During the trip, the Group CEO, as well as CEOs, Directors and General Manager of the two hospitals, shared with us some of their market insights and technicalities of the hospital operations.

Site visit key takeaways

  1. The newly launched PET-CT scan in Mahkota dominates diagnostic nuclear imaging service in Melaka. The imaging service is gaining traction, with a total of 54 cases in Apr 2017, i.e. an average if 6-8 patients/day (industry maximum of 10-12 patients/day). Management is optimistic of wider usage of PET-CT scan in Malaysia on the back of its growing prominence; and (ii) increasing incidence of cancer.
  2. Expansion pipeline on track: (i) a new ward with c.30 operational beds to be added to each of Mahkota and Regency by 1H FY18; and (ii) Hospital Extension Block at Regency by FY2020. Next prospective expansion in the medium to long term could be a multi-storey car park and a new hospital extension block for Mahkota. Two plots of car park space available for potential expansion. Currently there are still capacity at the Level 9 Administration Office. Mahkota could move its back office to another location, freeing some space in the existing block to add new beds before constructing a new hospital extension block.
  3. Investment thesis remains intact: (i) Growing patient demand supported by favourable macro backdrop; (ii) Higher average bill size driven by its expanding range of specialist and sub-specialists, facilities and services; and (iii) Expanding capacity.
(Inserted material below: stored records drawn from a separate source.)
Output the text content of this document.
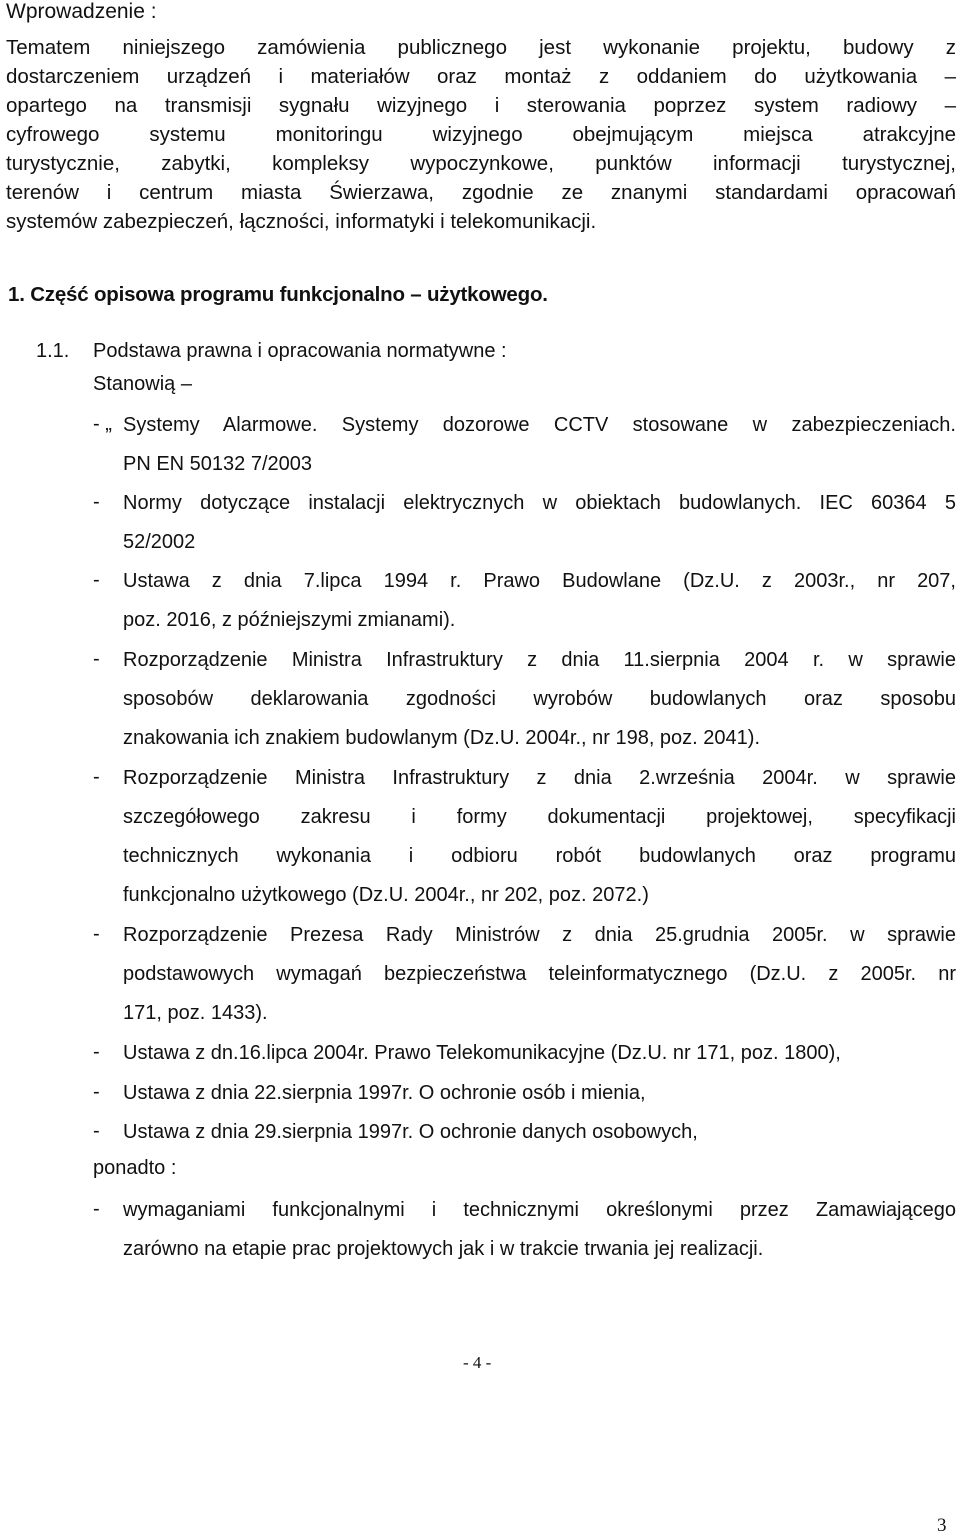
Wprowadzenie :
Tematem niniejszego zamówienia publicznego jest wykonanie projektu, budowy z
dostarczeniem urządzeń i materiałów oraz montaż z oddaniem do użytkowania –
opartego na transmisji sygnału wizyjnego i sterowania poprzez system radiowy –
cyfrowego systemu monitoringu wizyjnego obejmującym miejsca atrakcyjne
turystycznie, zabytki, kompleksy wypoczynkowe, punktów informacji turystycznej,
terenów i centrum miasta Świerzawa, zgodnie ze znanymi standardami opracowań
systemów zabezpieczeń, łączności, informatyki i telekomunikacji.
1. Część opisowa programu funkcjonalno – użytkowego.
1.1. Podstawa prawna i opracowania normatywne :
Stanowią –
- „ Systemy Alarmowe. Systemy dozorowe CCTV stosowane w zabezpieczeniach.
PN EN 50132 7/2003
- Normy dotyczące instalacji elektrycznych w obiektach budowlanych. IEC 60364 5
52/2002
- Ustawa z dnia 7.lipca 1994 r. Prawo Budowlane (Dz.U. z 2003r., nr 207,
poz. 2016, z późniejszymi zmianami).
- Rozporządzenie Ministra Infrastruktury z dnia 11.sierpnia 2004 r. w sprawie
sposobów deklarowania zgodności wyrobów budowlanych oraz sposobu
znakowania ich znakiem budowlanym (Dz.U. 2004r., nr 198, poz. 2041).
- Rozporządzenie Ministra Infrastruktury z dnia 2.września 2004r. w sprawie
szczegółowego zakresu i formy dokumentacji projektowej, specyfikacji
technicznych wykonania i odbioru robót budowlanych oraz programu
funkcjonalno użytkowego (Dz.U. 2004r., nr 202, poz. 2072.)
- Rozporządzenie Prezesa Rady Ministrów z dnia 25.grudnia 2005r. w sprawie
podstawowych wymagań bezpieczeństwa teleinformatycznego (Dz.U. z 2005r. nr
171, poz. 1433).
- Ustawa z dn.16.lipca 2004r. Prawo Telekomunikacyjne (Dz.U. nr 171, poz. 1800),
- Ustawa z dnia 22.sierpnia 1997r. O ochronie osób i mienia,
- Ustawa z dnia 29.sierpnia 1997r. O ochronie danych osobowych,
ponadto :
- wymaganiami funkcjonalnymi i technicznymi określonymi przez Zamawiającego
zarówno na etapie prac projektowych jak i w trakcie trwania jej realizacji.
- 4 -
3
The Group’s positioning and growth strategy for the two hospitals varies – Regency to focus on meeting local demand gap; while Mahkota to tap on foreign market demand amidst saturated local market. Higher foreign patient load will boost revenue intensity; higher utilization rate of its facilities and services will increase profitability.

Unique partnership model to attract and retain specialist doctors. Malaysia is suffering from specialist shortage. There are There are only about 9,000 specialist doctors nationwide serving the 30.33 million population of Malaysia (equivalent to 0.3 specialist doctor per 1,000 people). The Group offers specialist doctors a chance to start their own medical practise while able to enjoy as the benefit of being part of a hospital ecosystem. The doctors under the Group earn procedure fees and drugs margins, which has a higher earning potential compared to other private hospitals in Malaysia. Management also shared that collaboration with Kaohsiung Medical University could help in terms of medical staff trainings and attracts Malaysian specialists graduated in Taiwan to return and practise in Malaysia.

Mahkota Medical Centre – the Crown Jewel in Melaka

PET-CT Scan: A revolutionary technology with promising prospect

The PET-CT (Positron Emission Tomography-Computed Tomography) scan combines both PET and CT scan images to produce one image, which can detect most cancers in the human body at an earlier stage than most well-known imaging techniques (such as MRI, CT, and Ultrasound scanning), and even blood tests could. Note that cancer treatment is often more successful in early detection cases.

Essentially, the PET-CT scan can be used in diagnostic imaging procedures in oncology, surgical planning, radiation therapy and cancer staging. It helps physicians to diagnose, stage, treat and mange cancer/tumour with more specificity and accuracy, resulting in a better outcome for the patient.

  • It gives a more complete picture of a tumour’s location, size, growth, and spread.
  • It also improves the ability to diagnose cancer, to determine how far a tumour has spread, to plan treatment, and to monitor response to the treatment.
  • It may also reduce the number of additional imaging tests and other procedures a patient need, thus reducing the cost of treatment.

However, PET-CT scan is less common in Malaysia because of resource scarcity – it requires (i) substantial investment in the PET-CT scanner; and (ii) highly trained personnel to operate and manage the radiopharmaceuticals.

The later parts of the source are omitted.